De ninguna manera iban a decir por qué.

Ahorros ya no les quedaban. La casa ya no era de ellos. Habían acordado recientemente una venta de la nuda propiedad para personas mayores, por medio de la cual se les permitía vivir allí por el resto de sus vidas, pero el título de propiedad ya había pasado a manos del banco. La abultada suma que habían recibido ya la habían gastado. No se podía recaudar más. Sus tarjetas de crédito estaban en números rojos y habían sido canceladas. Habían pedido dinero usando como garantía sus pagos de jubilación de la Seguridad Social. Habían cobrado sus seguros de vida y habían dado de baja su teléfono de línea. Ahora que no tenían el coche ya habían vendido todas las cosas de valor. Lo único que les quedaba eran objetos personales. Entre sus propias cosas y las de la familia tenían cinco alianzas de nueve quilates, tres pequeños anillos de diamantes y un reloj de pulsera chapado en oro con una rajadura en el cristal. Reacher se figuró que en el día más feliz de su vida el prestamista más bondadoso del mundo les podría haber dado doscientos dólares. No más que eso. Quizás menos de cien en un mal día. Ni siquiera un grano de arena en el desierto.

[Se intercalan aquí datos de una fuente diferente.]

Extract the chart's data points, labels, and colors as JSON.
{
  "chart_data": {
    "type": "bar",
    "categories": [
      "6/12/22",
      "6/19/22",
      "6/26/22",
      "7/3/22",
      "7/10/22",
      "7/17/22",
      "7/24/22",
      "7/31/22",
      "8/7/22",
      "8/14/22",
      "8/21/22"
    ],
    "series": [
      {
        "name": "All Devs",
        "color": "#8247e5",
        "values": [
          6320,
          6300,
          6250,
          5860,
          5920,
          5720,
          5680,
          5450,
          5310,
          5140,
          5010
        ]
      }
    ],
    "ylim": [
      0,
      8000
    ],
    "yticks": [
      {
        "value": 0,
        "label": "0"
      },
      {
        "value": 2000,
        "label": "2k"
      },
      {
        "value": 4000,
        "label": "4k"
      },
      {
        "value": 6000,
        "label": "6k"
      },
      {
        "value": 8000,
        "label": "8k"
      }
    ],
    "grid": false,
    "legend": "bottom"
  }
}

Dijeron que habían recurrido por primera vez a Fisnik cinco semanas antes. El nombre les había llegado a través de un vecino. Como parte de un cotilleo, no una recomendación. Una especie de escándalo. Una historia indiscreta acerca del primo de la esposa del sobrino de otro vecino consiguiendo dinero prestado de un gánster en un bar. Llamado Fisnik, imagínese. Shevick había reducido el radio de búsqueda basándose en detalles y en rumores, y había empezado a revisar cada bar en el área prevista, uno por uno, ruborizado, avergonzado, observado, preguntándole a cada barman si conocía a un hombre llamado Fisnik, hasta que en su cuarta parada un hombre gordo de modales sarcásticos sacudió un dedo hacia la mesa de la esquina.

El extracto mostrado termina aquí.